Our last four trips shared one thing in common. Our last port of call was Japan. With the first three of those I left Tokyo feeling depressed that the holiday was over, unprepared to return to normal life. As soon as I reached Australia I wanted to travel again. I missed the planning, the dreaming, the new sights everyday and the return to hotels where you never needed to do housework.
The recent trip to Osaka was the first in a while where I felt satisfied upon our return home. Perhaps six nights is not enough time to get into the travel habit, maybe it was because we didn’t stay in Tokyo or maybe we just did enough. I wasn’t homesick, but I was happy enough to be home with our adoring puppy.

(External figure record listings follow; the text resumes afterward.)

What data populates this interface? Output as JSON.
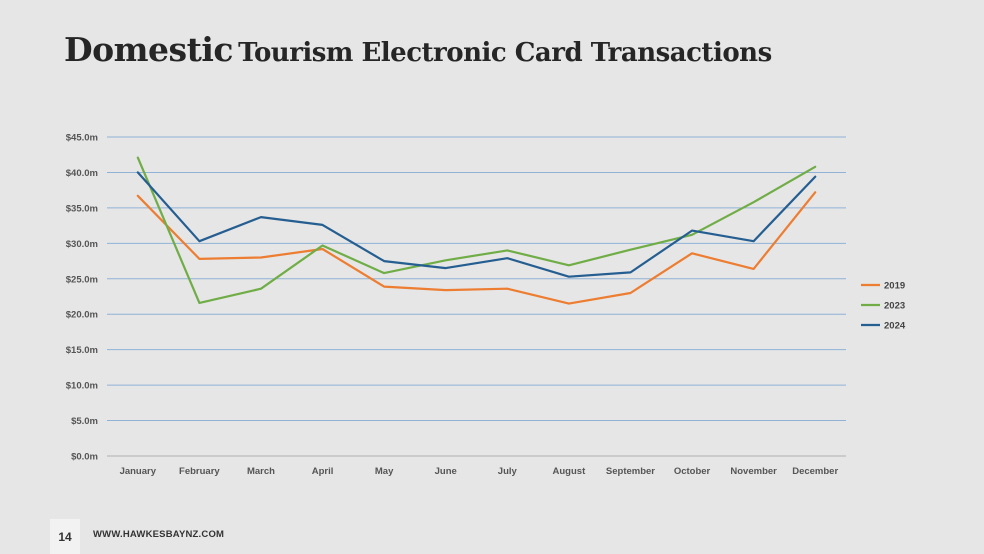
{
  "slide": {
    "title_main": "Domestic",
    "title_rest": "Tourism Electronic Card Transactions",
    "page_number": "14",
    "website": "WWW.HAWKESBAYNZ.COM"
  },
  "chart_data": {
    "type": "line",
    "title": "",
    "xlabel": "",
    "ylabel": "",
    "categories": [
      "January",
      "February",
      "March",
      "April",
      "May",
      "June",
      "July",
      "August",
      "September",
      "October",
      "November",
      "December"
    ],
    "y_ticks": [
      "$0.0m",
      "$5.0m",
      "$10.0m",
      "$15.0m",
      "$20.0m",
      "$25.0m",
      "$30.0m",
      "$35.0m",
      "$40.0m",
      "$45.0m"
    ],
    "ylim": [
      0,
      45
    ],
    "grid": true,
    "legend_position": "right",
    "series": [
      {
        "name": "2019",
        "color": "#ed7d31",
        "values": [
          36.7,
          27.8,
          28.0,
          29.2,
          23.9,
          23.4,
          23.6,
          21.5,
          23.0,
          28.6,
          26.4,
          37.2
        ]
      },
      {
        "name": "2023",
        "color": "#70ad47",
        "values": [
          42.1,
          21.6,
          23.6,
          29.7,
          25.8,
          27.6,
          29.0,
          26.9,
          29.1,
          31.2,
          35.8,
          40.8
        ]
      },
      {
        "name": "2024",
        "color": "#255e91",
        "values": [
          40.0,
          30.3,
          33.7,
          32.6,
          27.5,
          26.5,
          27.9,
          25.3,
          25.9,
          31.8,
          30.3,
          39.4
        ]
      }
    ]
  }
}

Earlier in the year we spent a month travelling through Hong Kong, China and Japan. I spent months before hand researching and planning to the point where I had to stop for a while just to clear my mind. This last trip I did hardly any planning. My well worn Japanese Lonely Planet listed interesting places close to Osaka and we knew that there would be lots of trains to get there. My readings were more about getting into the mood for wandering around Kyoto than plotting an itinerary.
So it was a relaxed trip, I left relaxed (for once) and returned relaxed and without an urge to travel again immediately. I wondered, has my travel addiction left me? I knew it wouldn’t be permanent, but I was curious to see how long it would take to return.
The answer is one week. The cravings aren’t bad yet and I actually feel more like exploring Australia for now, but I can definitely feel the stirrings, the urge to investigate fares and destinations.
I think it’s the sound of the jets as they fly through the clear sky. Or maybe the housework.